Suspicions were raised when a critical part of the agreement was amended, without first consulting the claimant’s lawyers. Initially the claimants had asked for an independent specialist — a special master — to be appointed to keep an eye on the department, present regular reports on its activities and ensure that the Labour Tenants Act (1996) was being implemented.
But, according to Thabiso Mbhense, a Legal Resources Centre attorney representing the claimants, the department approached both its clients and the Association for Rural Advancement (Afra) — a nongovernment organisation that advocates for land rights and has been assisting the labour tenants — independently. He said the department’s intent in doing so was to have the agreement changed so that the department could appoint a senior manager from within its own ranks instead.
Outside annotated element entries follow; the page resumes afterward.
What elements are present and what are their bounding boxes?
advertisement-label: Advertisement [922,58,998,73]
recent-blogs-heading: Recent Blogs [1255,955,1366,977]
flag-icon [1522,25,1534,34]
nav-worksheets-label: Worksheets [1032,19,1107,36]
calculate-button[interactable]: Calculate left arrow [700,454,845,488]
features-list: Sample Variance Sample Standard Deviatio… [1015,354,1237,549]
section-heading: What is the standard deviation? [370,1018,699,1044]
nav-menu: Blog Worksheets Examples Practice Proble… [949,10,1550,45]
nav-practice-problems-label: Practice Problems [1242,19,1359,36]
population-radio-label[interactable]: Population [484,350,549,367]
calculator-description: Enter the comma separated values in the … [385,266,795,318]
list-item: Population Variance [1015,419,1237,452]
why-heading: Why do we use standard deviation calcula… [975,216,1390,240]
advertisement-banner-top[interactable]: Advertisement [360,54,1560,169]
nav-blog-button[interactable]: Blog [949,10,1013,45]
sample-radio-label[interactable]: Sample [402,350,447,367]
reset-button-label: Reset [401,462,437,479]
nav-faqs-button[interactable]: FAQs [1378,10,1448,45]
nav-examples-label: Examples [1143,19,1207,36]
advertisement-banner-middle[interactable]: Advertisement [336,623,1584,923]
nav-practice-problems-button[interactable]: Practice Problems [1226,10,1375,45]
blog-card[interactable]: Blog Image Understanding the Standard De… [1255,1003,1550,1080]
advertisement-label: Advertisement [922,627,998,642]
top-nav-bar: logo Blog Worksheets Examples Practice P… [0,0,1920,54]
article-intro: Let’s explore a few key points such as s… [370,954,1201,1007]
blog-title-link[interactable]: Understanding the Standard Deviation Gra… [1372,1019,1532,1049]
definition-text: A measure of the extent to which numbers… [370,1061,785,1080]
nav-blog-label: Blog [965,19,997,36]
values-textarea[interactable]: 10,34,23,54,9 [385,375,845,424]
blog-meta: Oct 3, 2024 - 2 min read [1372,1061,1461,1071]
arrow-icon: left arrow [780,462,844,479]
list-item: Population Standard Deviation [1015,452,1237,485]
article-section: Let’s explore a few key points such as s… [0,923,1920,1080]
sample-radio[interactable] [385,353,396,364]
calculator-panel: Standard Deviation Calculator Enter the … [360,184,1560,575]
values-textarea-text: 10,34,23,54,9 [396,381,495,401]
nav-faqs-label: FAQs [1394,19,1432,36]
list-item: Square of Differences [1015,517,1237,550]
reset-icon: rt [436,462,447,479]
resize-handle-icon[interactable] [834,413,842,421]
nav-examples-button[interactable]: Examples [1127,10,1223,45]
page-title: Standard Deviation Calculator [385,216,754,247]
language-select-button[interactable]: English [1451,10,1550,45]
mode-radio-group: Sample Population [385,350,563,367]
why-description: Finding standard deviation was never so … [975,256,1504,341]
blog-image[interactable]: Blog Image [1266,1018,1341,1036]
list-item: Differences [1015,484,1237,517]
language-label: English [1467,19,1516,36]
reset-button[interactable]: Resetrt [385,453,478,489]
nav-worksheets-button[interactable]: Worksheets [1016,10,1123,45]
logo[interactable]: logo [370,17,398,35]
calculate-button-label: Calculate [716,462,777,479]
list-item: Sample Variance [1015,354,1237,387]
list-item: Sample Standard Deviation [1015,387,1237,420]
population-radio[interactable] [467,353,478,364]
“They invited our clients to a public speech and they negotiated with our clients on the side without telling us,” he said. According to Mbhense, the department had told him it was unwilling to accept a special master because of fears that it would result in the department’s embarrassment.
“We wanted someone that was going to monitor the implementation of the [Act]. They can’t monitor themselves. A senior person is going to be appointed, but who’s going to monitor the senior person?” he asked.
Tom Draper, the communications officer for Afra, says that his organisation will continue to “consult with the labour tenants and are soliciting their ongoing inputs into any proposals with the department”. “The labour tenants remain understandably sceptical of the department given their failures in the past,” he added. Mbhense said that he was not “optimistic” that the department would comply with the court order. “I’ve been dealing with the department for a number of years and I know that they don’t comply.”
The Mail & Guardian reported on the case — which has dragged on for 15 years — in March. Some of the disputed land forms part of the rolling green landscape of Hilton College in KwaZulu Natal, one of the most expensive schools in the country.
Meanwhile, the claimants — the majority of whom are elderly — are demanding that their rights are implemented so that they can claim land on which they and their families have lived and worked for generations.